Locals seem aware of their privileges, gratefully returning Mme Royal to parliament with 56 per cent of the vote at the last elections. Never mind that she is an outsider, born 53 years ago in the then French colony of Senegal, raised in Lorraine in a ferocious army family, and educated at France’s most elitist colleges, Sciences Po and then the école Nationale d’Administration (where she met her long-time partner François Hollande, leader of the Socialist party and father of her four children). No matter that she was parachuted into the seat, back in 1988, by her boss and mentor President François Mitterrand.

The local florist, Jacquy Marboeuf, explained part of the Ségo secret. ‘She has always been a link between Paris and here, fighting to channel funds to us. When we have events, like organising a Christmas market, or a spring market, every time she is asked for money, she says yes. Little sums of money, a few hundred euros, to bring the villagers together.’

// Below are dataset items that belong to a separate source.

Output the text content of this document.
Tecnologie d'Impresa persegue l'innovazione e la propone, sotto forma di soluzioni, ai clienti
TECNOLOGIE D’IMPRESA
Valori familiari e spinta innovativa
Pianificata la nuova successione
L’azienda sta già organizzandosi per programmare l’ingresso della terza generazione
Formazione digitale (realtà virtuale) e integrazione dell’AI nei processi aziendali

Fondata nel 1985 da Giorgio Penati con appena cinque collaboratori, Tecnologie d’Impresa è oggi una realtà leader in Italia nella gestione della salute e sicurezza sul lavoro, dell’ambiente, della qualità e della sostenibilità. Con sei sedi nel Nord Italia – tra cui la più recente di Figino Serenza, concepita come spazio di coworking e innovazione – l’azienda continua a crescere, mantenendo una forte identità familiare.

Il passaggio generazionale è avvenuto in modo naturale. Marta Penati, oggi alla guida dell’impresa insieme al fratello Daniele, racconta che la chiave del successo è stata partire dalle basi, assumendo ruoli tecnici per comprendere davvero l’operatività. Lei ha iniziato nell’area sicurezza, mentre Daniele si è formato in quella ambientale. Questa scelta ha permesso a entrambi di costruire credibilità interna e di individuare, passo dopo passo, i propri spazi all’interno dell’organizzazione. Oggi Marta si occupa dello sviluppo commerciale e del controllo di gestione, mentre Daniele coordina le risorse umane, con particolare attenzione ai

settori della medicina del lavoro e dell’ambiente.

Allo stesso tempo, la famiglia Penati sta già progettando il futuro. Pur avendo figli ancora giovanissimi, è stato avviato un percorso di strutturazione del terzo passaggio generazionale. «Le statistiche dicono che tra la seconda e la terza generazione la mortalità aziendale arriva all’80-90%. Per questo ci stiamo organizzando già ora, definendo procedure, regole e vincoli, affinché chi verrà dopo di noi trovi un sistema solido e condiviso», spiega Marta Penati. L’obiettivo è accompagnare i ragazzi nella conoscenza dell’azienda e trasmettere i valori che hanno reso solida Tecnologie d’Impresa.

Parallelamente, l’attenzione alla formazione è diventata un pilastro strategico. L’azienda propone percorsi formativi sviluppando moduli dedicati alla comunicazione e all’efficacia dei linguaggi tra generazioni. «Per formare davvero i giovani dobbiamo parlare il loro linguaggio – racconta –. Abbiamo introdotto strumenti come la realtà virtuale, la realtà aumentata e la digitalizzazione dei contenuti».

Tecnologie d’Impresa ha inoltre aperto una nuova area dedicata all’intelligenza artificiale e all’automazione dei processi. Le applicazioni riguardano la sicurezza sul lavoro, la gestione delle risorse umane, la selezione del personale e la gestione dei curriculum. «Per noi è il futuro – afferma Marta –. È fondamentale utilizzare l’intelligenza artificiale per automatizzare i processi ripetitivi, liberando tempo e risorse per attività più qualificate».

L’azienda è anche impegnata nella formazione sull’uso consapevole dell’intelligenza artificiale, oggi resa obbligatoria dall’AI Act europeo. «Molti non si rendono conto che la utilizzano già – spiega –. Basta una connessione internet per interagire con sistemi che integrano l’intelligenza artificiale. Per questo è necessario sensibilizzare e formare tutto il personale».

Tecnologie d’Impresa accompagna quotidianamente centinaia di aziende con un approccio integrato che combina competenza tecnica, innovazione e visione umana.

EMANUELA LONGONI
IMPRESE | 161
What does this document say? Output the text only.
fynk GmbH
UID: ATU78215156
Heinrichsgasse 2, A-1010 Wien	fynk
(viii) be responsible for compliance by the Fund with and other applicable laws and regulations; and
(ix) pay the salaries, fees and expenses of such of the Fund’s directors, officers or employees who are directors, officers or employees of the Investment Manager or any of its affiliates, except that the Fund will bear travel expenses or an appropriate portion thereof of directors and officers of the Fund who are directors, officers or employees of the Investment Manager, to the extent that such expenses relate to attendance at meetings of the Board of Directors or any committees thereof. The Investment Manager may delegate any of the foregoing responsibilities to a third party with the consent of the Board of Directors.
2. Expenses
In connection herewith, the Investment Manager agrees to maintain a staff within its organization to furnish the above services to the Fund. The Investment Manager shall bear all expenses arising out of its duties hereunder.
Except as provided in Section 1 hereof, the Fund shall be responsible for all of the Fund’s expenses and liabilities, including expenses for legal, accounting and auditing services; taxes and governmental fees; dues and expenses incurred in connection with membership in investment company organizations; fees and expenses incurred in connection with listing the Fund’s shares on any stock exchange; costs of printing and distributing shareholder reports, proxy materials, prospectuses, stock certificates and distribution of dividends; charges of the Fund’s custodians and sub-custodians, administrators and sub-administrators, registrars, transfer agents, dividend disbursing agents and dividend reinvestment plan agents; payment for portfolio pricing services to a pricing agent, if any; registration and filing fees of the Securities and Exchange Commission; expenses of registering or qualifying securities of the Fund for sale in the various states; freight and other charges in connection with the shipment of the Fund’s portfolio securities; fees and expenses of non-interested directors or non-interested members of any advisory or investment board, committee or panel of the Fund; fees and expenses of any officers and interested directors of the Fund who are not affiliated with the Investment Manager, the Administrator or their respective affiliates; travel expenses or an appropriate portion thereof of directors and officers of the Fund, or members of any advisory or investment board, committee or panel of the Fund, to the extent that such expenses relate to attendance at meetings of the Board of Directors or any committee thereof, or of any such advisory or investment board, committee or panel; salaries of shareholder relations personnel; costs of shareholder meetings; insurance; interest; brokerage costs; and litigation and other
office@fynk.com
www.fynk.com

You cannot spend long in ‘Ségoland’, as the French press have dubbed the area, before someone mentions cheese. Specifically, the Chabichou goat’s cheese, a tasty enough product that was languishing in obscurity until Royal became the local MP. Using contacts and skills gained during six years in Mitterrand’s private office, she rammed through AOC, or protected origin status, for the Chabichou in less than two years, a fifth of the normal time required. She founded, and funded, an annual ‘Festival of the Chabichou’, then created a discovery trail for tourists and gastronomes, the ‘Route du Chabichou’.